Law enforcement reacts to Ravnsborg’s impeachment | SiouxlandProud | Sioux City, Iowa


SIOUX FALLS, SD (KELO) — On Tuesday, the South Dakota Senate voted to impeach Attorney General Jason Ravnsborg, affirming the articles of impeachment passed by the House and also barring him from holding other office.

This involuntary removal, a first in the history of South Dakota, comes more than a year after three South Dakota law enforcement organizations – the Fraternal Order of Police, the Sheriff’s Association and the Association of Chiefs of Police – have called on Ravnsborg to resign from office.

KELOLAND News spoke with Sheriff’s Association President Tim Walburg and Fraternal Order of Police (FOP) State Lodge President Mike Walsh about the impeachment and the events surrounding it. leads.

Walburg says the criminal justice process was followed in South Dakota following the crash in which Ravnsborg killed Joe Boever. He says the call for the resignation is due to the standards of the attorney general’s office.

“The Attorney General is the chief law enforcement officer of the state. We’re all held to these high standards to make sure we’re doing the right thing,” Walburg said. He did not say explicitly that Ravnsborg was unable to meet those standards, but again clarified that he believed due process had been followed in this case.

When asked if the accident and the subsequent investigation impacted Ravnsborg’s ability to interact with law enforcement in the role of attorney general, Walburg chose his words carefully.

“I think as the investigation unfolds and information related to the investigation comes out, it could impact the decisions he makes as attorney general,” Walburg said. .

Walsh, a former sheriff’s deputy, spoke more candidly on this topic.

“The Attorney General’s Office is the organization local law enforcement turns to for advice on many state laws — when you’ve lost trust in that office, and to be more specific, lost trust in the attorney general himself, it’s hard to look for that guidance,” Walsh said.

This loss of confidence was key to the FOP’s decision to call for Ravnsborg’s resignation.

“We know that law enforcement across the state was losing faith in the attorney general’s office,” Walsh said, “and quite honestly, the public across the state was losing faith in law enforcement. due to the perception that he was not charged because he was an attorney general.

When asked if he thought justice had been properly served in this case, Walsh offered his personal opinion as a former cop, not as the head of the FOP.

“Without seeing all the evidence – I’m not so sure bigger chargers couldn’t have been prosecuted,” Walsh said. “The last people I’m going to guess are the investigators – but for me, I would have tried heavier charges.”

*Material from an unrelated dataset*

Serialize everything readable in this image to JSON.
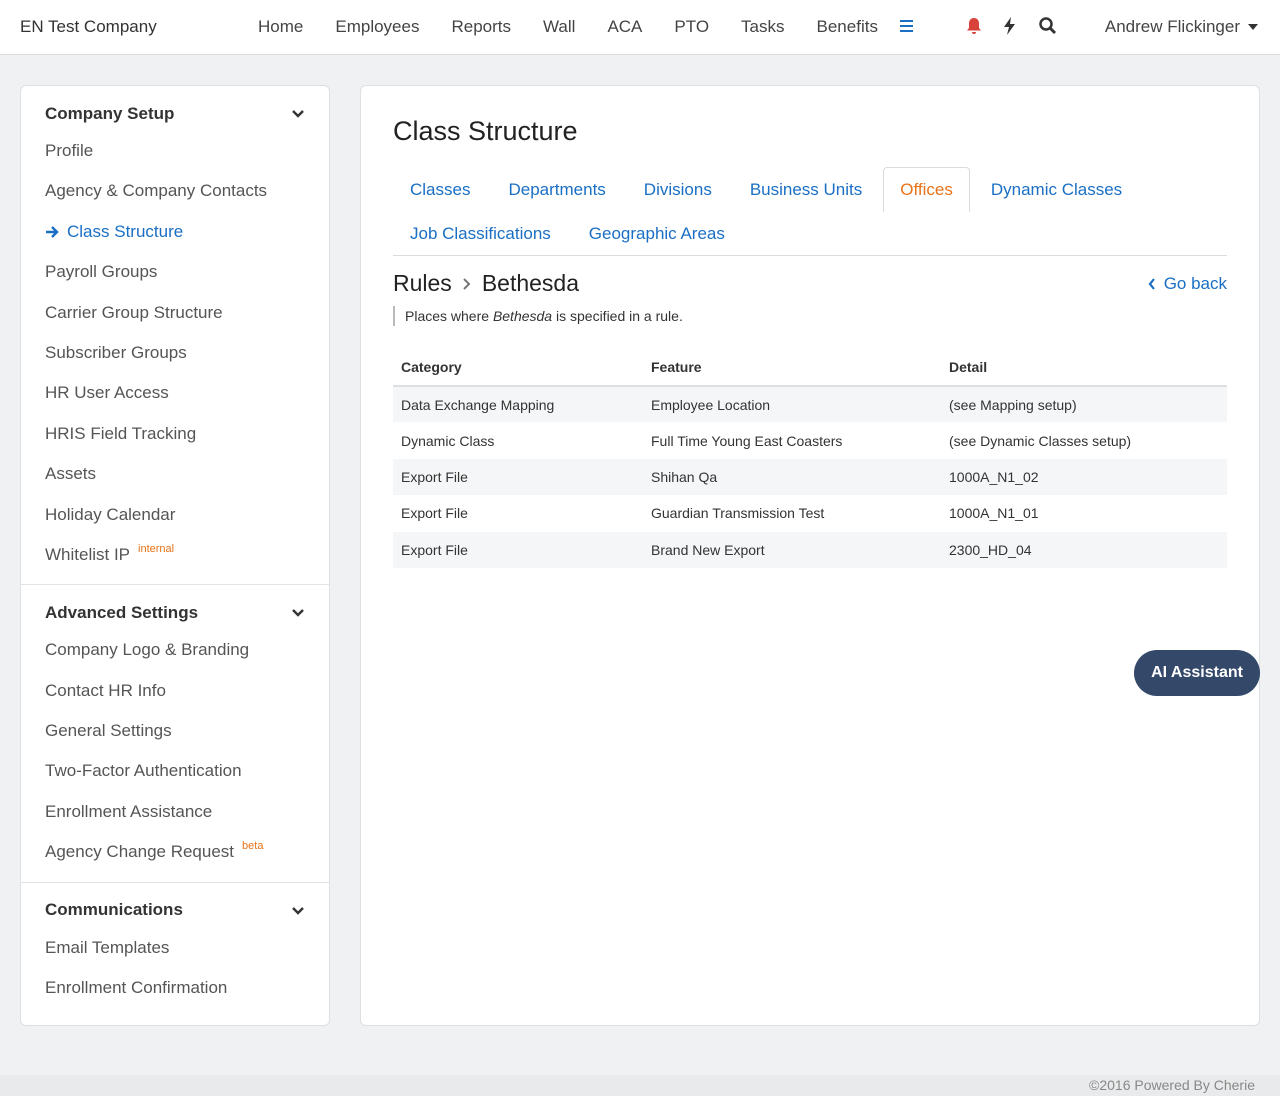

Elaborating on that sentiment, Walsh mentioned obstruction and dishonesty on Ravnsborg’s part while saying he might have done things differently had he been in charge of the investigation.

Despite this, Walsh pushed back against the idea that Ravnsborg got away easily due to his position, although he acknowledged that this factor could still have an impact. “That might be part of it,” he said, but instead explained a different reason why Ravnsborg’s position might have complicated the investigation.

“One of the attorney general’s roles is to interpret laws and advise on how to apply those laws,” Walsh said. Ravnsborg being unable to provide this interpretation, for obvious reasons, may have increased the uncertainty of officials making decisions.

Walsh argued that those responsible for the investigation may have been crippled from the start because the person they relied on to interpret things, like the definition of “reckless,” was the person they were investigating. .

Despite lingering questions about what could have been done, Walsh says he thinks impeachment, at least as far as due process is concerned, is an acceptable outcome as far as the FOP is concerned.

“I understand it was frustrating. I’m not in a position to say whether he could have been charged with anything more or not. That’s not for me to say,” Walsh said. being said – if the former attorney general was going to refuse to take responsibility, of course, the South Dakota FOP is happy with [impeachment].”

Overall, Walsh believes public confidence in law enforcement will return to pre-Ravnsborg levels. The biggest challenge may be regaining trust in the Attorney General’s office by law enforcement. For whoever the next attorney general is, Walsh says transparency will have to be a priority to restore that trust.